In 2015, American geomorphologist Jonathan D. Phillips published a peer-reviewed journal article entitled Badass Geomorphology, a manifesto for geoscientists to engage in a research style receptive to contraventional wisdom, and an approach to studying landforms and landscapes that can be appreciated both artistically and scientifically.
Central to Phillips’ thesis is that landforms and landscapes result from interplay between universal physical laws, place-specific controls, and history – and as such landscapes are individualistic (the archetypal badass is individualistic, non-conformist and able to produce disproportionate results). This is not necessarily new to geoscientists, but often research focus is on general laws – scientists seek uniform models to explain the formation of particular landforms. However, this can sometimes be restrictive.

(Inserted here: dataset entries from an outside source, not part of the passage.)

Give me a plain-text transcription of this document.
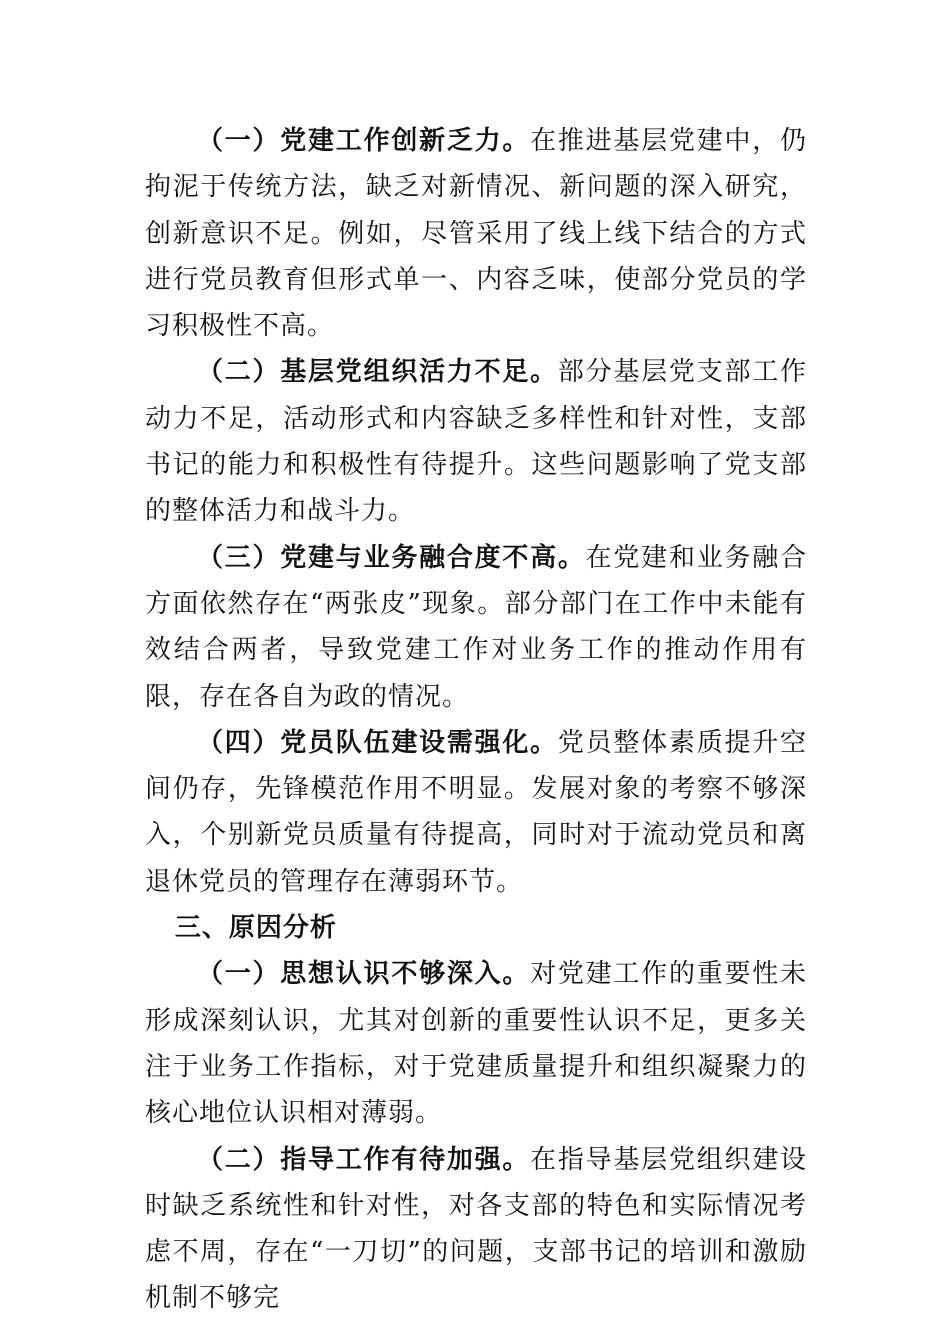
（一）党建工作创新乏力。在推进基层党建中，仍拘泥于传统方法，缺乏对新情况、新问题的深入研究，创新意识不足。例如，尽管采用了线上线下结合的方式进行党员教育但形式单一、内容乏味，使部分党员的学习积极性不高。

（二）基层党组织活力不足。部分基层党支部工作动力不足，活动形式和内容缺乏多样性和针对性，支部书记的能力和积极性有待提升。这些问题影响了党支部的整体活力和战斗力。

（三）党建与业务融合度不高。在党建和业务融合方面依然存在“两张皮”现象。部分部门在工作中未能有效结合两者，导致党建工作对业务工作的推动作用有限，存在各自为政的情况。

（四）党员队伍建设需强化。党员整体素质提升空间仍存，先锋模范作用不明显。发展对象的考察不够深入，个别新党员质量有待提高，同时对于流动党员和离退休党员的管理存在薄弱环节。

三、原因分析

（一）思想认识不够深入。对党建工作的重要性未形成深刻认识，尤其对创新的重要性认识不足，更多关注于业务工作指标，对于党建质量提升和组织凝聚力的核心地位认识相对薄弱。

（二）指导工作有待加强。在指导基层党组织建设时缺乏系统性和针对性，对各支部的特色和实际情况考虑不周，存在“一刀切”的问题，支部书记的培训和激励机制不够完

Reading Robert Macfarlane’s Landmarks one is struck by the incredible diversity of words used to explain specific landscape spaces or temporal change in environment. Language had been used to embrace diversity in landscapes long before scientific classification.
Much of my recent research has been in Patagonia – in an archetypal badass landscape. Badass Geomorphology resonated with me because contraventional wisdom was needed to interpret a complex landscape. And time spent walking in, thinking about, meditating on Patagonian landscapes has led to a deeper, artistic appreciation of the landforms. The photographs at the top of this post are from our work, and in forthcoming blogs I will explore these landscape stories as and when our research papers are published.